What if you are not fit?
Is exercise easier if you are fit?
In a November 2014 TEDxNewYork talk, social psychologist Emily Balcetis discussed why some people struggle more to exercise than others. Her team's answer was found not simply in how fit or unfit a person is, but in their perceptions. Balcetis said, “Some people literally see exercise as more difficult, while some see it as easier.”
Balcetis said self encouragement is important, but not enough to make a difference. According to the results of her team's research, unfit people saw the distance to an exercise goal as longer, unless they were highly motivated to get into better shape. Those who were more motivated to get in shape saw the distance as close, if not slightly closer than those who were already in better shape.
Equally important was their focus on the finish line, the goal. Those who kept their eyes on the goal saw the finish line 30 percent closer than it actually was. In addition, those people moved 23 percent faster on their way to the goal and perceived 17 percent less exertion in themselves.
If you’re trying to start a fitness program, what does that mean for you?
First, set a goal, and make it achievable so you will be motivated to get there. If you can barely get off the couch at the end of the day, your first goal should not be to run a marathon. Your first goal should be much simpler, such as to walk to the front door and back, or maybe the mailbox. It should be easy enough that you say to yourself, “I can do that!”

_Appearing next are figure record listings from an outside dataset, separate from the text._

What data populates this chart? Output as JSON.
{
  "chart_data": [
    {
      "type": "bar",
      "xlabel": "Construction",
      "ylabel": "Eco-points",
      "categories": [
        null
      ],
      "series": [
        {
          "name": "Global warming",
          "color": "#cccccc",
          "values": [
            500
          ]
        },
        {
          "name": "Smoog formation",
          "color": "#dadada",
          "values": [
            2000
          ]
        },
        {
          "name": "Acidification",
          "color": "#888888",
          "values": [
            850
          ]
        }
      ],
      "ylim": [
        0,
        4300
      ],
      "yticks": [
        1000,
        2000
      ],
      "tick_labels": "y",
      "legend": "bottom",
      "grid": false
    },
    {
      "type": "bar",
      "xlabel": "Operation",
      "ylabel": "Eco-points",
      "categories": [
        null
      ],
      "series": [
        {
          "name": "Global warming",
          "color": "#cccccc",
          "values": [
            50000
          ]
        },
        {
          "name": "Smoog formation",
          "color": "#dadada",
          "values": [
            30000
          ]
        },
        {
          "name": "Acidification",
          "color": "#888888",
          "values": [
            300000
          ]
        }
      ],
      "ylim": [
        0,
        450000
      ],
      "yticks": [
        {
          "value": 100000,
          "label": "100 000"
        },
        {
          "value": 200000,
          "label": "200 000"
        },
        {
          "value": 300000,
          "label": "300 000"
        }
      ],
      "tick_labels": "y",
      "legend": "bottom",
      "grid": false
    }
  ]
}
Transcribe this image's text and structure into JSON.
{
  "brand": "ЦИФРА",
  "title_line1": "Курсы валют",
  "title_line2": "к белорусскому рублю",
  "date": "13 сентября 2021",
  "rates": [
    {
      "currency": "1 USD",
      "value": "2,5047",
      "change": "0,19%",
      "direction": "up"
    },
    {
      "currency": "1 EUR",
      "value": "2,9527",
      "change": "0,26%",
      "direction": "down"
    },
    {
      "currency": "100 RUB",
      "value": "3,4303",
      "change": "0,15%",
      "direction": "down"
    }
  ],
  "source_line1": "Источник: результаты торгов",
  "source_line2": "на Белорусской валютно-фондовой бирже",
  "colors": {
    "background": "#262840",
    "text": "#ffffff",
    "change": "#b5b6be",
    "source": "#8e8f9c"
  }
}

Once you are able to regularly and easily attain that first goal, make a new goal. If you can now walk to the mailbox and back every day, double the distance, like to the corner and back. Don’t condemn yourself if your goal seems too small or you feel like you’re not moving fast enough. Every little bit helps.
Whenever you feel comfortable about your movement, add a new goal. Finally, when you think you have built a foundation of confidence, make an even larger fitness goal.
For example, if after two months you can walk two blocks and back, you could then set a goal measured in minutes or miles. Like 15 minutes or a half a mile. If you’re anything like me, you’ll need a landmark. I can easily walk to the sculpture in my local park and back. Turns out, that’s about a half a mile. If I instead said I was going to walk a half a mile, I would feel like it is too difficult.
Perception is a powerful weapon. We can use it to our advantage, or we can let it defeat us. We use it to our advantage when we set more frequent, manageable goals, celebrate them when we achieve them and then make new goals to replace the old.
As you progress, don’t think you can skip goal making (or keeping your eyes on them). As Balcetis’ research showed, this is key. Even the most fit among us need a goal. That is why there are so many races available to join.
When we hit setbacks, we can lose all the momentum, however. When that happens (and it happens to all of us at one time or another), first assess your situation. In most cases, you won't be set back to the original starting point. Take a little time to acknowledge and grieve all the progress you lost. Then reset your goals, focus on them and get going. You can do this!